We're on track and commissioning is going well. We're investing less than £2M in the move, with most of that going on the removal and reintegration of equipment from Hull.

Site composition

Apart from that, the most recent investment in this site was for SteamFresh Vegetables, which came on line in 2003.

The whole Lowestoft site is composed of four manufacturing units, one for red meat and burgers, one for potatoes, one for poultry and one for peas and vegetables.

The entire site is operational for seven days per week and 24 hours per day. We close for four days at Easter and we shut at lunchtime on Christmas Eve, opening again on January 2. I like to get to work early, around 07.15, so that I can leave at around 17.30 to spend time with my family.

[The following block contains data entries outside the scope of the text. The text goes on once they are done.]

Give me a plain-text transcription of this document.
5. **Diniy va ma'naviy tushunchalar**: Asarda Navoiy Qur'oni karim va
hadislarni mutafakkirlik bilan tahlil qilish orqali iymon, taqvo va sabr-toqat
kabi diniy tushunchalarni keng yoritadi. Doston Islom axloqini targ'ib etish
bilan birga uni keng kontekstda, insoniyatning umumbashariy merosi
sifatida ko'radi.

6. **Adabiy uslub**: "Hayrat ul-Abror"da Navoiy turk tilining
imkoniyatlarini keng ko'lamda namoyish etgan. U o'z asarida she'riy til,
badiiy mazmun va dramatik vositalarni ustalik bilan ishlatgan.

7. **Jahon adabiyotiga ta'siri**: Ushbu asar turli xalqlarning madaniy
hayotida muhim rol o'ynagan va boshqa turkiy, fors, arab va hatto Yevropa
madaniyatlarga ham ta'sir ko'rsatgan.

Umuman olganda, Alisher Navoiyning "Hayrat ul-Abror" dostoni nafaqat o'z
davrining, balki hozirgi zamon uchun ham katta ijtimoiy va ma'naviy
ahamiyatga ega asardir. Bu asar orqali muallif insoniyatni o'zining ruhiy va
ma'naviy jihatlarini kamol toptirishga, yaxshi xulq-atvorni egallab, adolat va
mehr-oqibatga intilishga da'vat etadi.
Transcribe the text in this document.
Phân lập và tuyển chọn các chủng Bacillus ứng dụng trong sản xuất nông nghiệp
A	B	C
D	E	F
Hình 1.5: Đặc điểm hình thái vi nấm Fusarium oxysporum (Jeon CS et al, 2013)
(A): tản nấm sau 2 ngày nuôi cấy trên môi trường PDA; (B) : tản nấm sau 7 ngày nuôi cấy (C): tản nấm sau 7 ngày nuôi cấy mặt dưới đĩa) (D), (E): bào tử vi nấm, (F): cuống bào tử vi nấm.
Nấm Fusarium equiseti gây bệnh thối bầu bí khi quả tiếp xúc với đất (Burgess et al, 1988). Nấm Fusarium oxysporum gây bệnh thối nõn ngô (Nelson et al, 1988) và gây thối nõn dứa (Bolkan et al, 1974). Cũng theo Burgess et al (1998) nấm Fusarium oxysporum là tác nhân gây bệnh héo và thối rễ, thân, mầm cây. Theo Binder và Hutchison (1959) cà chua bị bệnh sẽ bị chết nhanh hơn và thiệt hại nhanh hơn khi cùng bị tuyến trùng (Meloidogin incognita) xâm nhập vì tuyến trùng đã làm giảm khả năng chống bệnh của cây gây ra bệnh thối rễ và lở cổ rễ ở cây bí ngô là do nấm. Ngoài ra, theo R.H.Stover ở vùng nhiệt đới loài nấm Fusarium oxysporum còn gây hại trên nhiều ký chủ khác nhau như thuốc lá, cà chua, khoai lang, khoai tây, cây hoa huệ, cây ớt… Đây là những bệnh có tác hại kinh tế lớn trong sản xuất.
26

We have to have competitive and technical advantages, for example, ensuring our peas are as clean as they can possibly be. That's partly about minimising the conversion process.

Another advantage we have is that we can spread our overheads. For example, we process 12,000t of potatoes on a site with the capacity to process 130,000t of product.

An additional issue is how the market will pan out when the whole of the UK has been hit by the worst pea season anyone can remember. It's important we secure the supplies we need and ensure that we are manufacturing as well as we possibly can.

The impact will be felt through to June next year. We are looking at different sourcing options. Everything is driven by the sales plan. There are sourcing options in the southern hemisphere, where harvests take place around Christmas time.

We have agency labour that we can use to flex our workforce up and down accordingly. Different manufacturing units also work to different sales patterns across the year, so we can shift people across to them as and when we need them.

I'm not too worried about my next step from here. I'll worry about that when I'm coming to the end of this roll in five years time. At the moment, I'm six months into the job. I'm keen to stay in the area and obviously I don't have to worry about the commute.

Interview by Rod Addy

FACTORY FACTS

Location: Birds Eye, Lowestoft, Whapload Road, Lowestoft, NR32 1JG. Tel: 01502 573131

Site history: "Development began in 1949. Denes 2 was built in 1965, Denes 3 in 1968. In 1987 we built Denes 1, our burger factory, and in 1993, Denes 4, the poultry building."

Employees: "The whole site has 600 staff. The pea plant operates on 12 people per shift, plus agency workers."

Output: Total site is 120,000t per year. We process 50,000t of peas per year.

Products: Birds Eye Garden Peas. Birds Eye Waffles, Simply Fish, Birds Eye Burgers, Birds Eye or Igloo branded poultry, are all made at the same site.

PERSONAL

Name: Craig Hamilton

Age: 35

Career highlights: "In the vegetable building in the 12 months of 1999. It was all about modernising equipment. We started with 11 production lines and we had to go down to four, but the volume didn't change."

Domestics: Married with twin daughters

Outside work: "I run twice a week and occasionally cycle to work - I live three miles away. Aside from that, my family demand a lot of attention and quite rightly."